The ruling party candidate has decided to abandon Haiti’s presidential election race after a dispute over who had qualified for the second round run-off had delayed the vote, party colleagues said.

The withdrawal of Jude Celestin, the candidate for the INITE coalition of outgoing Haitian President Rene Preval, would allow popular musician Michel Martelly to move into a second-round run-off vote and former first lady Mirlande Manigat.

Senators from the ruling party told news agencies that Celestin had decided to pull out of the poll in order to break the deadlock that has paralysed government since the contested preliminary results of the November 28 presidential poll. 

Preval, INITE and Haiti’s electoral authorities had come under intense international pressure in recent weeks to accept an Organisation of American States (OAS) report, which had given Martelly a tiny lead over Celestin.

‘Electoral crisis’

“The candidate for our party INITE, Jude Celestin, will withdraw from the presidential race to facilitate a solution to the electoral crisis,” Senator Franky Exius, a member of the ruling INITE coalition, told the Reuters news agency on Tuesday.
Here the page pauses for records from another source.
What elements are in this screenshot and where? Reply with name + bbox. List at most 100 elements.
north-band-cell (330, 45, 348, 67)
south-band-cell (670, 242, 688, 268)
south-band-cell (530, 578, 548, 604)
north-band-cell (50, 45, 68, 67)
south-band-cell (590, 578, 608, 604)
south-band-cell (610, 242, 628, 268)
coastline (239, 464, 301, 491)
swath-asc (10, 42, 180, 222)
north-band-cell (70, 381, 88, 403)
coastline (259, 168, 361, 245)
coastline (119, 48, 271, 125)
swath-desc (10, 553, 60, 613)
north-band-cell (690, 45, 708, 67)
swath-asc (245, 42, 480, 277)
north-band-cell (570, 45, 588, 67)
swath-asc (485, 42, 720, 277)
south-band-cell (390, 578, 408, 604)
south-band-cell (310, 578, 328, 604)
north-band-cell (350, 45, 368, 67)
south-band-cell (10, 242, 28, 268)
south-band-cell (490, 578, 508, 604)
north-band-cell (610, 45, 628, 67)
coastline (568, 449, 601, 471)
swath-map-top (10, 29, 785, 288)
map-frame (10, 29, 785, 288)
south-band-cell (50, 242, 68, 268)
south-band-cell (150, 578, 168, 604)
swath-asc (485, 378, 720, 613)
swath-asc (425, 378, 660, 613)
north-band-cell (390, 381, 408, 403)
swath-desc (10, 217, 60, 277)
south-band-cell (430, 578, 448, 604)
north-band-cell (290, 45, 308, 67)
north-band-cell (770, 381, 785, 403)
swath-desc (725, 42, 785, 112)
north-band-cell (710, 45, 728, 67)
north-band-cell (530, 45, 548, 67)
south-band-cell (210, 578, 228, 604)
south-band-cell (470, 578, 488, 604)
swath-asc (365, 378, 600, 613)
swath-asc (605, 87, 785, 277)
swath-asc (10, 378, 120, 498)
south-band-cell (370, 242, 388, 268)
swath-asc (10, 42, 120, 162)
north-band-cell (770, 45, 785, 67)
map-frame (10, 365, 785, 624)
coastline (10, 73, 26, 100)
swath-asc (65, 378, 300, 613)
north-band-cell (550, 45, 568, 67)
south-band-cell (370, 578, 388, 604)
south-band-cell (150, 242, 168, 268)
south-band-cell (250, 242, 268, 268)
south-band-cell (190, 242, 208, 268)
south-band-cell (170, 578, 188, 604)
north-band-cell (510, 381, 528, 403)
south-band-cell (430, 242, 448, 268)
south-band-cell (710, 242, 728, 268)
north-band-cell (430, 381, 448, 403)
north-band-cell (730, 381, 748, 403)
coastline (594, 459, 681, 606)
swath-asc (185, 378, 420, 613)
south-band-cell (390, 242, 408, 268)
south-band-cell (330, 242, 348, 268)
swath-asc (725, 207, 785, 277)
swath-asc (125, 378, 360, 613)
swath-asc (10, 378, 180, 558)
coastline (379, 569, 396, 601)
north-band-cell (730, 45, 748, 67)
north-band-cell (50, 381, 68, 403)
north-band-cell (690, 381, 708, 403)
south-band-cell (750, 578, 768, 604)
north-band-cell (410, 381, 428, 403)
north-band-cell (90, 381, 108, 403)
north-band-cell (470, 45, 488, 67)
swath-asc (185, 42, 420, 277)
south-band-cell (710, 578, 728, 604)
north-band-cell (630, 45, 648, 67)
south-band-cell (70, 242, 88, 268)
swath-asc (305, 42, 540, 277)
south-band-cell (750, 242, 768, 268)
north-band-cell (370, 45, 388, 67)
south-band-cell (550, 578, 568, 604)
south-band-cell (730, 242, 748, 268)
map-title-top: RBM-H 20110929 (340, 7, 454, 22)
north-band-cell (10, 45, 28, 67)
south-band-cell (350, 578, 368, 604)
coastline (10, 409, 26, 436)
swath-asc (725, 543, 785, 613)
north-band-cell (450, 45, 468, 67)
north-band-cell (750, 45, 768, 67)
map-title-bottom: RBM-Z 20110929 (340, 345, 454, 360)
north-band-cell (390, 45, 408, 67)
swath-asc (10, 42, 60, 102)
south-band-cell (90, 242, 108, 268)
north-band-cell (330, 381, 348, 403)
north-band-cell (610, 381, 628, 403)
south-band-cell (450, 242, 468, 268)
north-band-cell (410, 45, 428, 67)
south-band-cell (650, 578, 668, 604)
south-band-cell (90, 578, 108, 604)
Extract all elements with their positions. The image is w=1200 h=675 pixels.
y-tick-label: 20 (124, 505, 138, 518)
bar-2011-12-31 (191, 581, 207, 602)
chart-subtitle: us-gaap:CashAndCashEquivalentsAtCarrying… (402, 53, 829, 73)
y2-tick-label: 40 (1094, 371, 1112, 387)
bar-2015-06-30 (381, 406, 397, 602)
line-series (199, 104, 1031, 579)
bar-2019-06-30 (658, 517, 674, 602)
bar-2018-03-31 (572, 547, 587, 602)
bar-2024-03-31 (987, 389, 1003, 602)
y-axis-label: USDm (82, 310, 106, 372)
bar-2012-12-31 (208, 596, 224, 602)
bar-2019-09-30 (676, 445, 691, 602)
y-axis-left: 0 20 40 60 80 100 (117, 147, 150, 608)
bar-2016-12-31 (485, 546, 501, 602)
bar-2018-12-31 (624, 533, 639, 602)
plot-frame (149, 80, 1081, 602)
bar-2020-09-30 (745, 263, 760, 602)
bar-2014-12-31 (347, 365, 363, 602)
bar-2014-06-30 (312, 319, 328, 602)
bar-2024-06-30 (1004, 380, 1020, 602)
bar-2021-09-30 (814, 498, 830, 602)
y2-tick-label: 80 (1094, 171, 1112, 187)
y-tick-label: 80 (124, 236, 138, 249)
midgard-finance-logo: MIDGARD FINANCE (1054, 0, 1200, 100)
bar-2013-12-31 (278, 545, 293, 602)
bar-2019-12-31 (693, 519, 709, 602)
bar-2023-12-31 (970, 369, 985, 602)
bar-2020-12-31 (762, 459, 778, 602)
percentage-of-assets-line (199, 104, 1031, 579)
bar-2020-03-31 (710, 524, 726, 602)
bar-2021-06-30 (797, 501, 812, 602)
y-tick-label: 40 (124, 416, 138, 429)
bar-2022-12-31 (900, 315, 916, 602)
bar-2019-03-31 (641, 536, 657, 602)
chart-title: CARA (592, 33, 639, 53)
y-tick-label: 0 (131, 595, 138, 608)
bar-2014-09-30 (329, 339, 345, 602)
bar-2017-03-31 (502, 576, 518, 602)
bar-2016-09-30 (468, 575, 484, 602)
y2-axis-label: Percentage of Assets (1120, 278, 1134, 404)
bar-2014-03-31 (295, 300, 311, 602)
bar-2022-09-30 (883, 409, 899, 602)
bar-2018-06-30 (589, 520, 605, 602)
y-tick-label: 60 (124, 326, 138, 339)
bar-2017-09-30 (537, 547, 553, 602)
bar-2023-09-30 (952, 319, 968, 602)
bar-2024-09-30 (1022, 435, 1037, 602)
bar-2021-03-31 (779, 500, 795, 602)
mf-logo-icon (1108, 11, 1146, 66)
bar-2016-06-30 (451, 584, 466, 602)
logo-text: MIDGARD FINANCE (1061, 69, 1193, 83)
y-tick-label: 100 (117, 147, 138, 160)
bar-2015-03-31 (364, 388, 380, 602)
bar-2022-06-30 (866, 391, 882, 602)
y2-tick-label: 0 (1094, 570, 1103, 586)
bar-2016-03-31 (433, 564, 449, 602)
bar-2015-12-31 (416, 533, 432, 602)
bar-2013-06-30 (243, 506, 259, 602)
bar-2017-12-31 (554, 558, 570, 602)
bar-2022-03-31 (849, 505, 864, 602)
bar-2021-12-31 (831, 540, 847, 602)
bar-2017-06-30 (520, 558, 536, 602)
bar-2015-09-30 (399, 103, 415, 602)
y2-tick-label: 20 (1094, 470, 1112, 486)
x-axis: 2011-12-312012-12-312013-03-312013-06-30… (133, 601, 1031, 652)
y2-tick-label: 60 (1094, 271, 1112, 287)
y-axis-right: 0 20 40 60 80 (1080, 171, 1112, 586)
“Given the circumstances, we think this is the best decision to take.”

Senator Moise Jean-Charles, another INITE politician, told AFP news agency that Celestin would “write to the CEP [Provisional Electoral Council] to indicate his withdrawal”.

The OAS report recommended that Martelly should advance after a review of about 17 per cent of the vote. Monitors found widespread vote tampering in Celestin’s favour.

The preliminary results, which had favoured Celestin, sparked angry protests that left at least five people dead.

The United States, a major aid donor to Haiti, has pushed for the OAS report to be fully implemented.

“We simply want the will of the Haitian people to be respected and we are certainly in favor of the continuation of the elections,” Kenneth Merten, the US ambassador to Haiti, said.